Annoncée en 2023, l’usine devait voir le jour à Gqeberha, l’ancienne Port Elizabeth. Elle aurait constitué le premier site de production de Stellantis en Afrique du Sud, avec un lancement initial autour du pick-up Peugeot Landtrek. Le calendrier a toutefois été décalé. L’outil industriel imaginé au départ est désormais réexaminé afin de permettre la fabrication de plusieurs modèles, dans un marché où les équilibres ont changé.
Mike Whitfield, directeur général de Stellantis en Afrique du Sud, a indiqué mardi que le projet n’avait pas été abandonné, mais suspendu le temps d’en revoir les paramètres. Il s’exprimait lors d’une conférence consacrée au volet Moyen-Orient et Afrique de la stratégie mondiale de 60 milliards d’euros présentée par le groupe en mai.
Le marché sud-africain subit une pression croissante des constructeurs asiatiques, en particulier chinois, positionnés sur des véhicules à prix plus bas. Cette évolution pèse sur les choix industriels du groupe, dans un pays où la demande s’oriente davantage vers des modèles vendus sous la barre des 400 000 rands, soit près de 24 400 dollars.
Selon Mike Whitfield, la place des pick-up produits localement s’est aussi réduite. Il y a trois ans et demi, 94 pour cent des pick-up écoulés en Afrique étaient fabriqués sur le continent.
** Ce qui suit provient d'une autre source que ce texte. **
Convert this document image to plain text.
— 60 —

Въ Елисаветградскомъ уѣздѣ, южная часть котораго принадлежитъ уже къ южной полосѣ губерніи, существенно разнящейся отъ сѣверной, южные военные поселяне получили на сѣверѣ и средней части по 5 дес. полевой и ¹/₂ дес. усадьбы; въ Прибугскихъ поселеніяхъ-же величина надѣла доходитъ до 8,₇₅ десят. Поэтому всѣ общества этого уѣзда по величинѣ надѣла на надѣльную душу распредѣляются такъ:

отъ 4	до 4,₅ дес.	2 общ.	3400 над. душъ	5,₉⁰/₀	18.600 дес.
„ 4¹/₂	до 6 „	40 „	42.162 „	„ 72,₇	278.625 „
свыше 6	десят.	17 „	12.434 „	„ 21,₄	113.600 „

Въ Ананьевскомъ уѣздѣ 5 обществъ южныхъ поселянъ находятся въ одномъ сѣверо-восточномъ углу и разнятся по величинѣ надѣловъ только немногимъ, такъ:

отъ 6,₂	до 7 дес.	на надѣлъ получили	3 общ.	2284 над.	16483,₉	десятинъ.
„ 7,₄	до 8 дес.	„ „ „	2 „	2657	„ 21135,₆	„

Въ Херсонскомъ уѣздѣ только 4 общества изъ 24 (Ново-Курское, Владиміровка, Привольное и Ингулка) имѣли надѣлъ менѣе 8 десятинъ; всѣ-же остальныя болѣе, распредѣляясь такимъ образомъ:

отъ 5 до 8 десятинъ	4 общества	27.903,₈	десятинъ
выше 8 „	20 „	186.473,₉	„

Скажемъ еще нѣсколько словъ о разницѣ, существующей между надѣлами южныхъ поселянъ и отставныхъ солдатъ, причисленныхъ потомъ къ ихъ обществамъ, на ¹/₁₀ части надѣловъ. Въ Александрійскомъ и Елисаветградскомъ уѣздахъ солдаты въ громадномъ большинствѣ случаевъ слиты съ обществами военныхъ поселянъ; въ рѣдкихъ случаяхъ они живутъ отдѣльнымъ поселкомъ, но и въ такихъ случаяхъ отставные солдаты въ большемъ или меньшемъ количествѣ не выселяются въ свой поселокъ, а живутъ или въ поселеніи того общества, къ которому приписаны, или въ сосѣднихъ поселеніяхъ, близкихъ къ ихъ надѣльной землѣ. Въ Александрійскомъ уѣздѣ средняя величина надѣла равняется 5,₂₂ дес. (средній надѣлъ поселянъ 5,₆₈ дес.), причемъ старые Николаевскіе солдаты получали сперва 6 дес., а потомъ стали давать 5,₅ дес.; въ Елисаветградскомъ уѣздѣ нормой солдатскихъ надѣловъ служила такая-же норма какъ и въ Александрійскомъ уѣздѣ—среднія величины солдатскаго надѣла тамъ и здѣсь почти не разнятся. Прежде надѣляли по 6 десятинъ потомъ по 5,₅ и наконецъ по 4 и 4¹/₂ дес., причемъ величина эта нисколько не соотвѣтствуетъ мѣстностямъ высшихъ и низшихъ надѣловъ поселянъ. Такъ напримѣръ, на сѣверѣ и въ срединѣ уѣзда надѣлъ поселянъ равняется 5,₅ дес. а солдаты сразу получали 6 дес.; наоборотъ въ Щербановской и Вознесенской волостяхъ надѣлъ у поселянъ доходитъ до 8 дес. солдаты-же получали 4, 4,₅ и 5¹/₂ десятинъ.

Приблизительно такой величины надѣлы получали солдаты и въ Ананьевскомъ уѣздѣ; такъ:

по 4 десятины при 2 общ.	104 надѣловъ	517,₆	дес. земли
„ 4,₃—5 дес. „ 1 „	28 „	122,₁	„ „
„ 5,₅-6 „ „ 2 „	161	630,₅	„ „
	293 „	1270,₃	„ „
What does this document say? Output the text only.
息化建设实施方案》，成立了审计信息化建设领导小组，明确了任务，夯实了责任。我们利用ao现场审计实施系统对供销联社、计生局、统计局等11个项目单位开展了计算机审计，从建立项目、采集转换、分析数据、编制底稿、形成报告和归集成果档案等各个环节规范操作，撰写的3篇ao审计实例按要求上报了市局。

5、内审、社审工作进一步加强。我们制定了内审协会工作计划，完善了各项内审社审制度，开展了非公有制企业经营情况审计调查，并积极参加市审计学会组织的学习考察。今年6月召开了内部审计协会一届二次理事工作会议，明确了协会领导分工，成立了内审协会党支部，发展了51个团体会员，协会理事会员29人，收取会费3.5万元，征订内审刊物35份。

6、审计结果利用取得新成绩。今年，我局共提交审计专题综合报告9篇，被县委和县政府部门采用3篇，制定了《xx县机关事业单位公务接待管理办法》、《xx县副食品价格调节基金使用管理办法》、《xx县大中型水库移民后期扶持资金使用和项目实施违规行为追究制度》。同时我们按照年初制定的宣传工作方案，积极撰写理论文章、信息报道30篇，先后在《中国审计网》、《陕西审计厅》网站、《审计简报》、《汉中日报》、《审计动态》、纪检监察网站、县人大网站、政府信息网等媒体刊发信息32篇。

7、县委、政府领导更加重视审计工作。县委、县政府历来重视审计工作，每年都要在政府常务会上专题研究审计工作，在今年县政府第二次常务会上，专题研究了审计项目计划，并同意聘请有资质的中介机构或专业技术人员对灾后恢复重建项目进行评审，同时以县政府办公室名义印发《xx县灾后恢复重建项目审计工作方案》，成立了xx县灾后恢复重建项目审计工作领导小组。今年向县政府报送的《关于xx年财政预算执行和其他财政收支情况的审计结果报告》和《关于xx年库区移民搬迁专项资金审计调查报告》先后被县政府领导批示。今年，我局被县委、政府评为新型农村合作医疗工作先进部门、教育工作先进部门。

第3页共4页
Cette part serait désormais tombée autour de 70 pour cent.
Dans ce contexte, Stellantis cherche à ajuster son dispositif industriel et commercial. L’entreprise prévoit de clarifier dans les prochains mois les prochaines étapes du projet sud-africain. Interrogé sur une éventuelle ouverture du futur site à des partenaires chinois, Mike Whitfield a indiqué que la priorité restait pour l’heure centrée sur les besoins propres du groupe.
Le constructeur entend néanmoins accroître ses importations vers l’Afrique du Sud depuis l’Asie, y compris depuis la Chine. Mike Whitfield a reconnu la compétitivité acquise par les industriels chinois, estimant que Stellantis devait s’approvisionner avec un niveau de performance comparable pour rester dans la course.
Cette réflexion met en relief la position déjà acquise par le Maroc dans l’organisation régionale de Stellantis. Dans la région Moyen-Orient et Afrique, les usines marocaines et turques comptent parmi les plus compétitives du groupe, a rappelé Samir Cherfan, directeur des opérations pour cette zone.
Stellantis voit encore des relais de croissance plus au sud du continent. Le groupe compte y compléter sa production locale et son offre régionale avec des SUV et des pick-up sourcés en Asie à des niveaux de coûts de référence. Dans cette recomposition, le Maroc apparaît comme l’un des piliers industriels déjà installés de Stellantis dans la région, au moment où le projet sud-africain reste soumis à de nouveaux arbitrages.